Ce que nous venons de dire concerne le salarié (sakhir). Mais si le non-Juif est un métayer (aris), qui travaille dans le champ du Juif – c’est-à-dire que le champ appartient au Juif et que le non-Juif prend à sa charge la pleine responsabilité de le mettre en valeur, en échange de quoi il reçoit un pourcentage des fruits –, il sera permis au non-Juif de travailler dans le champ le Chabbat, car il est associé aux bénéfices, de sorte qu’il travaille pour ses propres besoins.

De même, il est permis à un Juif propriétaire d’une usine ou d’un magasin de confier à un non-Juif le soin de faire fonctionner ceux-ci pendant Chabbat, contre un pourcentage des bénéfices. Bien que le Juif ait part, lui aussi, aux bénéfices du travail effectué par le non-Juif pendant Chabbat, cela n’est pas considéré comme un travail accompli à l’intention du Juif : puisque le non-Juif travaille pour son propre bénéfice, on ne considère pas qu’il travaille pour le Juif, et il est dès lors permis au Juif de toucher un pourcentage du produit de ce travail[7].

Dans le même sens, il est permis à un Juif propriétaire d’un champ, d’une usine ou d’un magasin en dehors d’Israël de les louer à un non-Juif, et que celui-ci y travaille également le Chabbat : puisque le Juif reçoit son loyer de toute manière, le non-Juif, lorsqu’il travaille pendant Chabbat, le fait pour lui-même. Cela, à condition de ne pas louer le magasin, le champ ou l’usine exclusivement le Chabbat, car cela signifierait que le Juif est intéressé à ce que le non-Juif travaille pendant Chabbat. On prévoira donc une location pour une semaine, un mois, ou un an, de façon que le loyer relatif au Chabbat soit absorbé dans le loyer général.

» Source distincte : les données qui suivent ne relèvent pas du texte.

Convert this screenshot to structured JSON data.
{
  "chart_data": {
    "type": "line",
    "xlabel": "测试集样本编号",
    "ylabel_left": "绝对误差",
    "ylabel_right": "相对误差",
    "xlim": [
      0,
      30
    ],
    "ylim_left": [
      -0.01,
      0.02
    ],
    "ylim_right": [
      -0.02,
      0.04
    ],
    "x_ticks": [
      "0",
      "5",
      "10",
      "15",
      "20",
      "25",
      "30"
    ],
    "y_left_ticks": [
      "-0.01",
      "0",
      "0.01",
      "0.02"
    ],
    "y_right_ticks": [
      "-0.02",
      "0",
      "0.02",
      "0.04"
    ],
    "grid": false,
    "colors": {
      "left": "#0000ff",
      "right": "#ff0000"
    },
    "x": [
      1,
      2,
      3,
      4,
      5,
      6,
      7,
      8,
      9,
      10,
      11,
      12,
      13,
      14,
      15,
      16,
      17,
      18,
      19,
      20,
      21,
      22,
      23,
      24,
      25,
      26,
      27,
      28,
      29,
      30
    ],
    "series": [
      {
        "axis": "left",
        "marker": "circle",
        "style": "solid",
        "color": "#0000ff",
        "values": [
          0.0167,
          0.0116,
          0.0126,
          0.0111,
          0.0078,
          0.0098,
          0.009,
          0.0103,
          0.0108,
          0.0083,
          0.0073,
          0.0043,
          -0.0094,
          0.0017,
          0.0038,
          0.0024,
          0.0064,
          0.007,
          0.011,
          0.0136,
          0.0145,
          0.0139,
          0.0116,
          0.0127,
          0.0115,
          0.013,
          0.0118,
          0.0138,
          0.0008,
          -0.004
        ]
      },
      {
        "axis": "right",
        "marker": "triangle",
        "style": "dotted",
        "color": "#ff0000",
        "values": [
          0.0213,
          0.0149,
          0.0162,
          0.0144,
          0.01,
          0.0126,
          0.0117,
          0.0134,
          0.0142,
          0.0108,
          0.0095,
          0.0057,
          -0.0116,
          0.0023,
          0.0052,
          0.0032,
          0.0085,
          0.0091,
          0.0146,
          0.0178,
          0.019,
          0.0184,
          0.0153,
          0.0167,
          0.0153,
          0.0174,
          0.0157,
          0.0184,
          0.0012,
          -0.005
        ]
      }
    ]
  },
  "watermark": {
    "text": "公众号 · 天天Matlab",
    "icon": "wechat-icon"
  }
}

[7]. Les responsa Noda’ Biyehouda I 29 permettent également cela dans le cas où le travailleur est salarié, mais où, en dehors de son salaire, il reçoit une petite commission pour toute opération réussie ; car de cette façon aussi, l’employé est considéré comme travaillant pour lui-même. C’est une option possible pour les patrons de fabrique ou de sociétés de télémarketing : ils peuvent donner une commission pour toute opération réussie, grâce à quoi l’employé sera considéré comme travaillant pour lui-même. Le ‘Hatam Sofer, Ora’h ‘Haïm 59 exige que la commission reçue pour toute réussite soit significative, faute de quoi le travail du salarié serait essentiellement motivé par le salaire qu’il reçoit du Juif.